Companies may have the perfect product, but the way they manage that product is causing them to have serious problems in the sales and revenue arenas. I spoke to Phil Tadros from Doejo to discuss the biggest mistakes companies make when it comes to product management.
AJ: Hello and thank you for joining me today. First of all, could you inform my readers about what Doejo does as a company?
Tadros: Absolutely. Doejo is an innovation studio & venture design firm that has helped companies produce amazing products on time using agile practices. We take an agile approach over the traditional waterfall as it allows us to build-to-learn; Through experimentation and iteration, we can react to feedback faster, adapt to sudden change, and build better products in less time.
AJ: Product management is an important thing for any company, but why do so many companies get it wrong?
Tadros: The reality is the managers aren't always suitable for the job. Take a look at this statistic, 82% of hires by companies are wrong. They don't work out or they didn't choose the best candidate. Many product managers simply aren't suited to the job to begin with.
Companies don't think about who they are hiring for this role. You cannot hire any old manager and expect it to work. Unsurprisingly, many companies fail at the first hurdle.
Another major issue is that companies don't use the best process when they build products. It's easy to get excited and map everything out in a product's roadmap before you start building anything. But then when a sudden obstacle or delay comes along, your whole plan breaks down. Team members start to panic and clients get upset, causing you to spend much more time and money on getting the project done.
Instead, we've always used our own agile methodology to build any product or company we've ever created. What I've discovered is that our process can be used in any industry, even outside of software. An example would be our co-working space Space by Doejo, and our coffee roaster company Bow truss. These companies are not software companies, yet we used the same processes we did with Doejo to make both of these startups successful.
AJ: And how important do you think communication is?
Tadros: Incredibly, many managers lack the basic attribute of communication. So many managers are unable to explain to people what they want and what they are trying to do. That means you have a team that fails to operate on the same page.
Once they are not on the same page, everyone is pulling in multiple directions. It's impossible to get the best out of your team when nobody is quite sure what the main objective is.
Communication is just as important with the customer. I believe in agile methodology over waterfall techniques because it puts the customer at the heart of the process. You check in with them consistently and you're able to tweak the product as you get feedback from early customers.
AJ: Can product managers ever fail simply because the product in question isn't good enough?
Tadros: Sometimes it's an issue with the product, but great product managers point out these problems early. They know there's something wrong because they have regular contact with the end user. I believe that a good manager can get 80% out of a product or service with 20% of the effort. The advantage of our process is we can get customer feedback really early on, before we've invested significant time and money in the building process. This allows us to figure out why the product isn't good enough and adjust before we use up all of our resources.

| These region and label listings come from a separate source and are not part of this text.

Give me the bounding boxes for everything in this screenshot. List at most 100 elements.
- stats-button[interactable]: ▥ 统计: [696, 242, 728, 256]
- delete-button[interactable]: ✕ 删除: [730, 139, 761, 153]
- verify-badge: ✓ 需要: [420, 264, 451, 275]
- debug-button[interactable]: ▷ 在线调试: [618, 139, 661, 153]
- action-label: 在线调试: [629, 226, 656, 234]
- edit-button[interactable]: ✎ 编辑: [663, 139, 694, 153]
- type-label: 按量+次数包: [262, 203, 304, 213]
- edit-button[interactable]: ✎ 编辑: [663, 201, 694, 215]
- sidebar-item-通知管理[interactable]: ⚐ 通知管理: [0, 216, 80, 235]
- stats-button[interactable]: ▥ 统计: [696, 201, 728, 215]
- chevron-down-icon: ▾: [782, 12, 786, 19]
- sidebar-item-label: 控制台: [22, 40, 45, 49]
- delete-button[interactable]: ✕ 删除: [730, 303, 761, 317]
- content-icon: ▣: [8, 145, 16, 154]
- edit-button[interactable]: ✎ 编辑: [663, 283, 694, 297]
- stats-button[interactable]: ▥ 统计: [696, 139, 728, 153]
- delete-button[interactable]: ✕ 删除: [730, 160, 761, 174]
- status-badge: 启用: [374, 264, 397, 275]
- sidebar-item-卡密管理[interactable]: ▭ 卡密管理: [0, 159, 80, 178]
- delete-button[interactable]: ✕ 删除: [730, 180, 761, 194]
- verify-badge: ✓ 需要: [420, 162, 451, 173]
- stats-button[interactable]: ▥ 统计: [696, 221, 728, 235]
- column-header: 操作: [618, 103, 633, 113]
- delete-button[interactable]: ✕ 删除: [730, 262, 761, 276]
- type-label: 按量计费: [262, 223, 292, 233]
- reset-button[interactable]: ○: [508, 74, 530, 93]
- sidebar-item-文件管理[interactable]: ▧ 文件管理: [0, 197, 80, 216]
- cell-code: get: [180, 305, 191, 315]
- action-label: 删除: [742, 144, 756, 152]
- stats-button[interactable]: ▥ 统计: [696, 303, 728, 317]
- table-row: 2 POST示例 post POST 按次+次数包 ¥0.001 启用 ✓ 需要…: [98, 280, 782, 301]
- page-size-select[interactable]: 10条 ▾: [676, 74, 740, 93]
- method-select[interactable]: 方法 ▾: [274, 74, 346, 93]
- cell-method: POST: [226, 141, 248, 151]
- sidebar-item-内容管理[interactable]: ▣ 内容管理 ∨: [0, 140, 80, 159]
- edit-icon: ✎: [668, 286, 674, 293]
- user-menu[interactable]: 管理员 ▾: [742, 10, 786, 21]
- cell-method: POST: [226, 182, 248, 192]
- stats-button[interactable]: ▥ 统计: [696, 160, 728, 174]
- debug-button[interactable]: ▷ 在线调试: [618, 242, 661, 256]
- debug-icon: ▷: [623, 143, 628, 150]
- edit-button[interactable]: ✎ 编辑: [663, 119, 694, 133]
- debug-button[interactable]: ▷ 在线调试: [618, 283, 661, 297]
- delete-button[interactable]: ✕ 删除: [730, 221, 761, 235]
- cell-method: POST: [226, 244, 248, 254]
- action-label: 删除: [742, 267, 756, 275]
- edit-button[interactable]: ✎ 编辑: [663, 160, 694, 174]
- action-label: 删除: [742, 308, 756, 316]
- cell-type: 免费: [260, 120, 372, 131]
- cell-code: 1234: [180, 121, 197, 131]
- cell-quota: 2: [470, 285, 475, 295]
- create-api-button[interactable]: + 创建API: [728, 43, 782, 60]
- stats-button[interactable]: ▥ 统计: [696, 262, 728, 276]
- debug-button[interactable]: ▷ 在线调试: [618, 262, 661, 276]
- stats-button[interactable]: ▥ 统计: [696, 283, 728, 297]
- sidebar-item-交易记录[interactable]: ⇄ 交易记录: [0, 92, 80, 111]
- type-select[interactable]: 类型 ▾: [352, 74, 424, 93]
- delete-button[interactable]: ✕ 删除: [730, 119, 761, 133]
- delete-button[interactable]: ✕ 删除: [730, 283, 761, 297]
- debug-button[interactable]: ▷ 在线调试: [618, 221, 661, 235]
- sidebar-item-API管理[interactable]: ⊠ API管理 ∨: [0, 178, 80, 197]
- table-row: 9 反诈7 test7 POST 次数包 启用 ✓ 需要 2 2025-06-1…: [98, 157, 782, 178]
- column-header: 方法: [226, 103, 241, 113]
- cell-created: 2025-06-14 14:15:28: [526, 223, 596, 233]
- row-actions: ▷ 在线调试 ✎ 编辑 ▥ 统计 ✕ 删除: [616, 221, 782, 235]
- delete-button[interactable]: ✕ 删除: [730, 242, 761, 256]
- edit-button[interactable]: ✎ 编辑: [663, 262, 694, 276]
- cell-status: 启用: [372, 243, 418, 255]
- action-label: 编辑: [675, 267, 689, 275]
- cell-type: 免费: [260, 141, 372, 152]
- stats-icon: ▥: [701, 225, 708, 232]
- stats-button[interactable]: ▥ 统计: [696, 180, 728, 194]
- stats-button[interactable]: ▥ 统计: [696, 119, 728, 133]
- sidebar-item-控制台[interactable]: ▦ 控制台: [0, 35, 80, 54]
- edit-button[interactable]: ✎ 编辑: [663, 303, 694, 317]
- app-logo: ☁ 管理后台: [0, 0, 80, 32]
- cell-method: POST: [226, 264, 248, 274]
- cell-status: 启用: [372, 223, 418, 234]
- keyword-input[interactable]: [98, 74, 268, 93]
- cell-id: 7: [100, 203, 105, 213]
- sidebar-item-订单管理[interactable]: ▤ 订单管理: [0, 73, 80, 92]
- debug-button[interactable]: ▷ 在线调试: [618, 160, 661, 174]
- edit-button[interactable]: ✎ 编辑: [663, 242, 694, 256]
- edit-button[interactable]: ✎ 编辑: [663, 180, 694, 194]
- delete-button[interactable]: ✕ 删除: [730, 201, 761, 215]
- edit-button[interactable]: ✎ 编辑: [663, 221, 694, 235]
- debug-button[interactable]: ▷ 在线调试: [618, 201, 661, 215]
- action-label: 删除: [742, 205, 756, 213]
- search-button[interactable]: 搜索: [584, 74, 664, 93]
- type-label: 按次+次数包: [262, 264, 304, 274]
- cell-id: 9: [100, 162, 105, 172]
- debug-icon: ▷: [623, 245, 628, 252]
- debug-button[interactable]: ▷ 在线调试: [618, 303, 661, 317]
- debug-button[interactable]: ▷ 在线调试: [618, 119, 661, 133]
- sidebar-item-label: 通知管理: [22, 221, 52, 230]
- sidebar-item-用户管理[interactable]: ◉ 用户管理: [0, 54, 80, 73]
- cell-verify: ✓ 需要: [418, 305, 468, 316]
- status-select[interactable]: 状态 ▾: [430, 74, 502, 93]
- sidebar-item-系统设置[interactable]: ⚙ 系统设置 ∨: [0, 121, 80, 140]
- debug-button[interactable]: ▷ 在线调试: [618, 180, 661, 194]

AJ: So what advice would you give to managers who are looking to improve their performances?
Tadros: I think that too many product managers fail to solicit feedback from both their team and customers early enough in the development process. Building a product is not the hardest thing in product development, it's building a product that people actually love using. To do this effectively, it takes constant iteration and communication with all stakeholders throughout the development process.
Many product managers grew up learning that the traditional waterfall method of product development was the best way to go. They became comfortable with this methodology, and now have been unable to adjust to more proven processes like agile. This is too true as well for the companies they work with-they see change as the greatest risk. And competition waits for no one, the first to apply a new skill will fly ahead in terms of innovation. So, I'd advise anyone leading a product team to adjust their mindset away from thinking that you can map out every single part of the development process beforehand and have everything go perfectly.
Mistakes and setbacks happen to even the best product teams, but the greatest product managers know how to adjust when things don't go as planned.
AJ: I would like to thank you for joining me today and educating my readers on the mistakes companies make when it comes to product management.